Não distante dali, está a capela de Sancti Spiritu, também conhecida como Silo de Carlos Magno por supor-se que sua origem se deve ao enterro dos combatentes francos mortos pelos bascos em 778. Por tal razão, a capela é considerada um templo funerário. Ademais, ali eram oficiadas missas pelos peregrinos falecidos na região e, mesmo que enterrados em outro lugar, seus restos eram depositados no ossário, sob as lajes da capela.
A Igreja de Santiago dos Peregrinos, em estilo gótico, do século XII, é uma estrutura de planta retangular. Em seu interior há uma imagem do Apóstolo Santiago. A igreja foi utilizada como paróquia até o século XVII e restaurada no século XX.

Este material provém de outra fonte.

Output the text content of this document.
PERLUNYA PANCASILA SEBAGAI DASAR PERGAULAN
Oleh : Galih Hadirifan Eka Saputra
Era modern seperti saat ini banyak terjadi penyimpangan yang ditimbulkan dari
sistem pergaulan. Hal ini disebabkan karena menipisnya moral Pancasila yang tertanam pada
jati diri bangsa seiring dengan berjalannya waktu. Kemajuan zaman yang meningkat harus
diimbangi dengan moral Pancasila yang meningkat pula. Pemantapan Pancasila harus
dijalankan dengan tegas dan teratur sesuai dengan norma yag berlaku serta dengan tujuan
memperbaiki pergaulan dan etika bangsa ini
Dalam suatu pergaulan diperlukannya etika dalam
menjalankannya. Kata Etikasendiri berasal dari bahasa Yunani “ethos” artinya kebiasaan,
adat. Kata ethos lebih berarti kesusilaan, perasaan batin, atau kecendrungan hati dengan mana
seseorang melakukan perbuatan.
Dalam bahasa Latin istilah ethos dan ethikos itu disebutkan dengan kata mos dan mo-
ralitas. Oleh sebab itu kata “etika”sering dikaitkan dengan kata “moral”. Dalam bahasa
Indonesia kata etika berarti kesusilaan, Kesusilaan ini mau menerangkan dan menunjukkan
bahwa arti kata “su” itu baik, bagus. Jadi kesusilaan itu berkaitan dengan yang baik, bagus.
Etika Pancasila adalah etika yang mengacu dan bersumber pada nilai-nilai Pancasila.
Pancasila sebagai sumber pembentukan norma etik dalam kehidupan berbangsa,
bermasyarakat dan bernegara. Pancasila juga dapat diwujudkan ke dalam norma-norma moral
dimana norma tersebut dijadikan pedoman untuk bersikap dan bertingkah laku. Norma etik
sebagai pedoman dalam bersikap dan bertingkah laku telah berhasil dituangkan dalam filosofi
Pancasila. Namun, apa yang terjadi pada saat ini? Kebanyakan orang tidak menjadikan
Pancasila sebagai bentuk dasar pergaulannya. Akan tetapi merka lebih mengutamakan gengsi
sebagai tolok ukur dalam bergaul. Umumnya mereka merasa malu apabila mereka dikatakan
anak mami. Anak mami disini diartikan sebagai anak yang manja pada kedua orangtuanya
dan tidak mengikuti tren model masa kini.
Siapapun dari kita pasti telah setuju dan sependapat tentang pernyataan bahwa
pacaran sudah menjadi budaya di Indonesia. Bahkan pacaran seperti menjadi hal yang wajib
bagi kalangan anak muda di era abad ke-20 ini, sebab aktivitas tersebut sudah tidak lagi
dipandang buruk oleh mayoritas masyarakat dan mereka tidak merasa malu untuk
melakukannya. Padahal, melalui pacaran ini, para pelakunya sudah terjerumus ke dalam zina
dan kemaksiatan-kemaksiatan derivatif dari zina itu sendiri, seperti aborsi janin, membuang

À noite, todos, crentes e descrentes, são convidados a assistir ao ritual da bênção aos peregrinos no antigo templo gótico de belos vitrais e de clima propício à cerimônia. É uma experiência surpreendente ouvir o padre celebrante relembrar a história de São Tiago Maior, apóstolo de Jesus, que pregou sua fé em terras de Espanha, ainda no alvorecer do cristianismo e os cânticos dos monges retumbar entre as arcadas góticas da capela, enquanto toma consciência da intensa aventura interior que vai enfrentar. Ao final, os caminhantes se aproximam do altar-mor e são abençoados em vários idiomas, num ritual que remonta a muitos séculos atrás.
Ao clarear do dia começa a grande experiência. Roncesvalles é deixada para trás por uma trilha que segue paralela à rodovia. À esquerda, logo ao sair, está o primeiro cruzeiro, gótico, do século XIV. Trilhas cobertas por um teto de folhagem e prados bucólicos o vão acompanhar ao longo do dia.